CS 8001 INF: Information Security Seminar
Fall 2007
October 30, 2007
3:00 Klaus 1116 E
Nina Taft
Intel Research Berkeley
Anomaly Detection in Large Networks using Approximation Techniques
A tremendous enthusiasm for amassing enormous amounts of network
measurement data has spurred the development of numerous applications
that incorporate data mining techniques. In this talk we question the
hidden assumption in these applications that one needs to collect "all
the data all the time". We consider this question in the context of an
anomaly detection application. We study the popular "Subspace method
detector" that is based on PCA analysis. This method normally collects
data from many parts of the network, centralizes the data, and then
analyzes it to uncover anomalies. In our research, we ask whether we can
throw away some of the data. Can we still do anomaly detection
accurately without all the data?
To avoid backhauling large amounts of data through networks, we present a framework that couples filtering at local monitors with centralized detectors that can operate on approximate views of the global data (i.e. network state). We show that the errors made by the central detector - due to the use of approximate data - can be upper bounded using matrix perturbation theory.

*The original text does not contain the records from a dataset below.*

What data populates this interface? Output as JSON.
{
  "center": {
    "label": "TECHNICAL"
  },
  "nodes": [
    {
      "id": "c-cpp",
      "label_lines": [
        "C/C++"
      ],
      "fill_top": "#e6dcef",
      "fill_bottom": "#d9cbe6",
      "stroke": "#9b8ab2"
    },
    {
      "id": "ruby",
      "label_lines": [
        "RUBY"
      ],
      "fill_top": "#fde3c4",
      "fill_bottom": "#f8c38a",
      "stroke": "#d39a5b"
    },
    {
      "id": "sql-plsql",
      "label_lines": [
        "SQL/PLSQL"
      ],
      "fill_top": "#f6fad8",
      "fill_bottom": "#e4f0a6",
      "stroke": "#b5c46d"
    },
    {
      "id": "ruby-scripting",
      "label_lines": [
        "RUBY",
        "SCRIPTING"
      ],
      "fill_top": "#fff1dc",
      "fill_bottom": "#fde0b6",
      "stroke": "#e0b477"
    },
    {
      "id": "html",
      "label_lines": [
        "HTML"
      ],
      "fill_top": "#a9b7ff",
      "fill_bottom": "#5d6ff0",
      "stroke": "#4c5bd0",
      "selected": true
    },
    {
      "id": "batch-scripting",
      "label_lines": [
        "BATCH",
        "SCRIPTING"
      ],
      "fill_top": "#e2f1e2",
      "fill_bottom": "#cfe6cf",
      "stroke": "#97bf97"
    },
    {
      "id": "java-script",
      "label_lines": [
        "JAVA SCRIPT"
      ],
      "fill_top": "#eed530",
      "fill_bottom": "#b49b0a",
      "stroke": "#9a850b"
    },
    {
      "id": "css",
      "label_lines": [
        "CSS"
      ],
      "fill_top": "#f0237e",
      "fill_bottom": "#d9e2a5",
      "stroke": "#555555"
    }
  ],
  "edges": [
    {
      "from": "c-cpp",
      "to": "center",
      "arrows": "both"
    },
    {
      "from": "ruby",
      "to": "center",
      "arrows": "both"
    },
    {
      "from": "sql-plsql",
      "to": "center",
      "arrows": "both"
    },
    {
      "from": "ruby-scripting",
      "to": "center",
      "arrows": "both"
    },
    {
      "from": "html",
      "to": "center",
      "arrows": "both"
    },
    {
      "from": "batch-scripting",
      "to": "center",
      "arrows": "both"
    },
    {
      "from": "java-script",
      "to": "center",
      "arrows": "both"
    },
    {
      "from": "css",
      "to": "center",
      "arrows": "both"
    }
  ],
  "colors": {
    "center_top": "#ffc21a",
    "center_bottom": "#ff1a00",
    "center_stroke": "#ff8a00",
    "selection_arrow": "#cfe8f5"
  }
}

The challenge is to design the filtering parameters; these are determined by the bound on detection errors and the criteria being tracked for detection. Our approximate anomaly detector can detect anomalies with 80 to 90% less data than the original method, and incurs less than a 1% reduction in detection accuracy. Finally, we comment on issues and future directions for data reduction in the context of anomaly detection.